For the past month or so I've written more PHP than every other language combined. That's including English. Really. Four separate WordPress projects (two standalone, two MU), one of which is a blogging platform for Mentor Graphics, and I'm up to my neck. I'm a CFML developer by profession; I think I got off at the wrong stop.
What I have learned?
- PHP's function libraries are insane. I thought ColdFusion's (now CFML's) libraries had plenty of wonkiness, but PHP makes them look like the friggin' Pope. Latest example: there is a 'sort' function that sorts an array. It has an optional second parameter for controlling the type of sort. But it's a whole separate function with identical parameters (called 'rsort') to sort descending. Where's the optional third parameter for direction? Or how implode accepts arguments in either order, but explode (it's inverse) does not.
- Dollar signs are harder to type than hashes. Not sure why, especially with my big hands, but whatever.
- PHP's operators are lunacy. Arrays are declared with "=>" for keys, by dereferenced with "['key']" syntax. Object members are accessed with the "->" operator, and "." is for string concatenation. And you can't combine the middle two in arbitrary ways (though some ways do work).
- WordPress was designed by really smart people. A little too smart, I think. And even aside from the choice of language, the code style confirms without a doubt that they're PHP developers to the bone.
- Implicit invocation is great, but while it fosters decoupling, overuse can create a developer's nightmare. With too much indirection the code can't be easily read, so you have to simply memorize huge amounts of information in order to effectively work on an application.
Now before you go assuming I'm a PHP hater…
- I largely put myself in this situation. I was in charge of selecting WordPress MU for Mentor's infrastructure, knowing I was brining PHP into an 85% CFML / 10% Groovy / 5% Java shop. Five people (of nine) on the team swear by it for our personal blogs, though I was the only one with any substantial experience hacking the engine itself. Despite initial reservations from the boss, and others (including myself), time has shown that it was clearly a good choice.

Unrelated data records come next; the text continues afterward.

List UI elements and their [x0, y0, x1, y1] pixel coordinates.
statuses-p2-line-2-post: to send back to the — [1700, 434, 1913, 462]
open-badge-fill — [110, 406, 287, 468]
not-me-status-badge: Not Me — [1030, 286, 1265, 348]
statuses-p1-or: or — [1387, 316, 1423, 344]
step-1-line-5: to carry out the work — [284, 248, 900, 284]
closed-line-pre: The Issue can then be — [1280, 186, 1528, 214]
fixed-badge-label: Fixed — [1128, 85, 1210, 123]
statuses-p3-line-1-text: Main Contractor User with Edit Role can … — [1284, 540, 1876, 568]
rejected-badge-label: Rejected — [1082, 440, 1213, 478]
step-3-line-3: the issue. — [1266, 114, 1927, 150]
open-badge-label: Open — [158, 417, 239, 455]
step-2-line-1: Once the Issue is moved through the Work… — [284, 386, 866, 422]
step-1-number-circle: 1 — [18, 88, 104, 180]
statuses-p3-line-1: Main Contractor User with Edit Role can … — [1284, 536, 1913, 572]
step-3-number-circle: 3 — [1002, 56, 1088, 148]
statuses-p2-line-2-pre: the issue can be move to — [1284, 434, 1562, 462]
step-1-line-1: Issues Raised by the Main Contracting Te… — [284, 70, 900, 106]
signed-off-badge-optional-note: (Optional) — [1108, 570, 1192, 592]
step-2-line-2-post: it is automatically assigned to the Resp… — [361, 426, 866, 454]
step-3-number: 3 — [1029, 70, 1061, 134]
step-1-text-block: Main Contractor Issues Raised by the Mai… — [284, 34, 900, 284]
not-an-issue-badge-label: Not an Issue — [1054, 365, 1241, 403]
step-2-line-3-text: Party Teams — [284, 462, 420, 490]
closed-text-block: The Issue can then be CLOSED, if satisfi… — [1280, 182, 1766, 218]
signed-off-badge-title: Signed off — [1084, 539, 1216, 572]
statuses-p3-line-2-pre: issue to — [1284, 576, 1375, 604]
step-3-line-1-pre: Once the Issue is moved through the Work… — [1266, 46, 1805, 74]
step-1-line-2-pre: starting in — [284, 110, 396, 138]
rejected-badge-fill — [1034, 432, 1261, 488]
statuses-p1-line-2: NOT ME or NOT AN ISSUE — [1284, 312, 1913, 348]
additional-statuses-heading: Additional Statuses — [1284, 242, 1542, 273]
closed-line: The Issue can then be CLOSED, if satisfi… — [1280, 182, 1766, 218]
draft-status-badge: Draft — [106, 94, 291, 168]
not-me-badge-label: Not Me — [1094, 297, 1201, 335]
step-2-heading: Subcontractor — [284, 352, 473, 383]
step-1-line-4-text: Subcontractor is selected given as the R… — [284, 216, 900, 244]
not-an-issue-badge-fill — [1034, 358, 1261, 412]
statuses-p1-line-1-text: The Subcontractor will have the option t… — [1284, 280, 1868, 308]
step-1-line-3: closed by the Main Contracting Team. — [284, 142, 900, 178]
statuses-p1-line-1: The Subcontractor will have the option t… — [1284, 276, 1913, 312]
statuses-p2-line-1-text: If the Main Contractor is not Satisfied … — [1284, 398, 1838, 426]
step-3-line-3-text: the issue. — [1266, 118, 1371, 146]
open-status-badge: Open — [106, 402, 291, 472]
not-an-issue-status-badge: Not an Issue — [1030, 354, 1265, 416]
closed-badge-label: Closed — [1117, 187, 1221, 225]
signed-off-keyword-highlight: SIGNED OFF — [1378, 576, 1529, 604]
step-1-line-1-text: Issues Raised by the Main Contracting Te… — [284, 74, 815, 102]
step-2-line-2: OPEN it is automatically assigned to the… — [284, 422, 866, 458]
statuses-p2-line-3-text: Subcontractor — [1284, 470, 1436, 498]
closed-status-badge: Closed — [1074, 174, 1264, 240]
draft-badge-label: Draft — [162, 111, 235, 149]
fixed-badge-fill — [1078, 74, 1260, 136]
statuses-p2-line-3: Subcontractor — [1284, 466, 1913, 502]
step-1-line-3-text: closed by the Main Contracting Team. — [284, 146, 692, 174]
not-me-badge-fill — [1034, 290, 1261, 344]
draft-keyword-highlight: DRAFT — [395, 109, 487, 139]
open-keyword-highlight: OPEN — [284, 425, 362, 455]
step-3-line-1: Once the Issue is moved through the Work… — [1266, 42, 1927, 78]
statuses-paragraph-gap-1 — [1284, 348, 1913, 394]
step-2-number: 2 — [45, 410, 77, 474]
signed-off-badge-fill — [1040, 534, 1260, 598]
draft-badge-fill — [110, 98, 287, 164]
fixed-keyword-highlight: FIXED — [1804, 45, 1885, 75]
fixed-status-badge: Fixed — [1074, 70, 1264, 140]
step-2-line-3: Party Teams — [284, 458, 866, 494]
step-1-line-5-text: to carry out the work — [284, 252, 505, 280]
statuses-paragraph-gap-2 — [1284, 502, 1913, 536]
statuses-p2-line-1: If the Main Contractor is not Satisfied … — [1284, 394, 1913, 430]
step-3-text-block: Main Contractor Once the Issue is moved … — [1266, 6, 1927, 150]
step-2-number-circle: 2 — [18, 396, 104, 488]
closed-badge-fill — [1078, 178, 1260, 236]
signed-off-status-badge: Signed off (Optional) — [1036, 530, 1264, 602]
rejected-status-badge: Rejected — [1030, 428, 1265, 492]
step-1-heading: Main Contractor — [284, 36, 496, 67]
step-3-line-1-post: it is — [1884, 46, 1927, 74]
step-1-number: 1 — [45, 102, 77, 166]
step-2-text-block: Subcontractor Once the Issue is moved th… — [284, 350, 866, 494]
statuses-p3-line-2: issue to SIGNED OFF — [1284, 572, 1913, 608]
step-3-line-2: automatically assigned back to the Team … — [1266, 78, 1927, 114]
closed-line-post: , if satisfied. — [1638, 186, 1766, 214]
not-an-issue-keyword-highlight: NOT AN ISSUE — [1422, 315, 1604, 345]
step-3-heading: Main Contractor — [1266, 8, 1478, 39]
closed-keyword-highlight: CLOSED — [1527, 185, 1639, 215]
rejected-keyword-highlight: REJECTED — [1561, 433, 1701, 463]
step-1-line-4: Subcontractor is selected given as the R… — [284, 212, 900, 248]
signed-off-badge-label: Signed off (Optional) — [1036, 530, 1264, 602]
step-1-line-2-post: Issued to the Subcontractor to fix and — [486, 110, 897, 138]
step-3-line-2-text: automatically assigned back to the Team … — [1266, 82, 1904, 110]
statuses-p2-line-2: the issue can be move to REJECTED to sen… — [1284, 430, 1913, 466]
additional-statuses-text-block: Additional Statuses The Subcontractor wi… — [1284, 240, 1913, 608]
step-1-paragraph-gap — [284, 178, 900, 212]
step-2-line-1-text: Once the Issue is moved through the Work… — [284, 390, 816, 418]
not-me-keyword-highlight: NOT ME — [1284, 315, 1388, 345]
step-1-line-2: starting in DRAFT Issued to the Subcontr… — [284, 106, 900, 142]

- PHP is friggin' fast. Dear god is it fast. With no concept of in-memory sharing across requests, everything has to reload on every request and it still screams.
- WordPress is a really flexible platform. It's provides a solid foundation, a kickass application framework built atop it, and a great blogging engine on top of that. And if you get the right theme(s), you've got presentation and CSS as well. It's not a CMS out of the box, but for what it's designed to do it's fantastic.
- PHP's function types and higher order functions are kind of a mess, but at least they have them, and they support object methods. You wouldn't believe how often this bites me in CFML.
Am I gonna drop CFML for PHP? Hell no. But despite PHP's and WordPress's warts, there's a lot of stuff worth of emulation. Definitely reenforced my belief that CFML is an inherently iffy language for "down-n-dirty" development, even though it excels at templating and simplifying complex tasks.
On the surface, CFML is no where near as warty as PHP, but looking deeper and the story isn't so clear. It seems like every couple weeks I discover or learn about some utterly bizarre behaviour that ColdFusion exhibits, and unlike PHP's weird function libraries, they're internal weirdnesses. Functions can be stupid, but at least they're in your face. You get a hard fail if you type one wrong.
Long post, and again, no real point. Whatever. It's Thursday, and better for my liver than drinking.
You summed up PHP's weaknesses pretty nicely.
I do some PHP coding but (thank God) it's not my daily job.
It's fast, it gets the job done, but man, it's the only language that I can't code in without having the reference book nearby. They can't even agree on the use of underscores, e.g. we have "isset($var) but is_numeric($var); don't even get me started on the whole ($needle, $haystack) vs ($haystack, $needle) nonsense. Add to that the fact that the language can do things differently depending on how php.ini is set or depending on platform, and you have a potential deployment nightmare.
Working in PHP helps me appreciate actionscript/java/javascript.
I HATE the PHP syntax with a passion. The whole -> and => just annoys the hell out of me, as does the concatenation. Why did they have to cripple the language in such a way??? Beyond that, I agree with you, it has its pluses, speed being one that can't be neglected.
Good post. We do a lot of PHP and a lot of WordPress at Clever Starfish – essentially, any project that calls for an off-the-shelf simple CMS or off-the-shelf shopping cart gets done in PHP, while anything different, custom, difficult or requiring cross-system integration gets done in CFML.
While I don't particularly like PHP's syntax, I often find myself defending it from CF developers who rag on ANYTHING that's not CFML, regardless of how good or bad it is.
At the end of the day, proficiency in multiple languages never hurt anyone. And you're right, WordPress kicks arse :)
Snap! I'm primarily an ActionScript developer but have spent the past month or so up to my eyeballs in PHP and Zend – I have enjoyed the break!